As documented in Expo 67: Mission Impossible, the identity was designed by Julien Hébert, one of the most respected designers of his generation. An industrial designer and professor, Hébert approached the logo with rigour, not nostalgia. His mark used an ancient symbol of humanity, arranged in pairs to represent friendship, repeated in a circle to express global unity. Lowercase typography. No ornament. No nationalism.

The reaction was swift

No maple leaf.
No Montréal.
No full event name.
Just Expo 67.

The criticism was political, public and loud. Federal MPs objected. Committees were formed. Alternatives were proposed—not because the work was flawed, but because it felt unfamiliar. The debate had little to do with design standards or long-term positioning. It was about comfort. About what people expected to see.

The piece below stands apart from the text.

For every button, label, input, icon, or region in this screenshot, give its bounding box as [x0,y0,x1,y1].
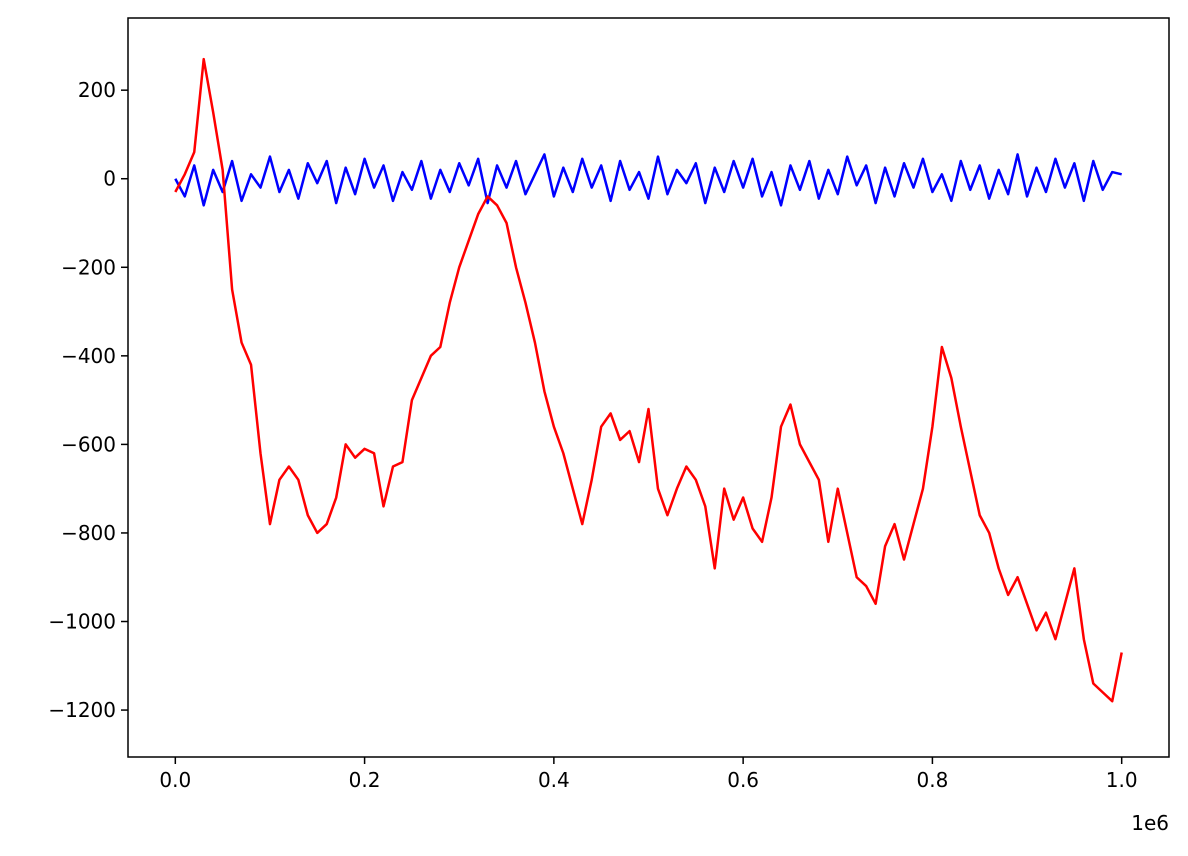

The design is not the issue. 
Leadership is.

The question became simple: would the organizers trust the experts they had deliberately selected, or would they allow non-expert pressure to dilute the work?

They held their ground.

An expert committee ultimately confirmed that Hébert’s design was the strongest option and met all professional standards. More importantly, leadership protected the idea long enough for it to work. What was criticized as too minimal became iconic. What felt radical became obvious. Expo is now the global naming convention because clarity was defended, not compromised.

This is how strong brands are built

Not by consensus.
Not by reacting to every objection.
But by knowing which voices matter—and which do not.

Leadership’s role is not to manage opinions.
It is to protect clarity.

Because branding is rarely undone by bad ideas.
It is far more often weakened by good ones that were abandoned when composure was required most.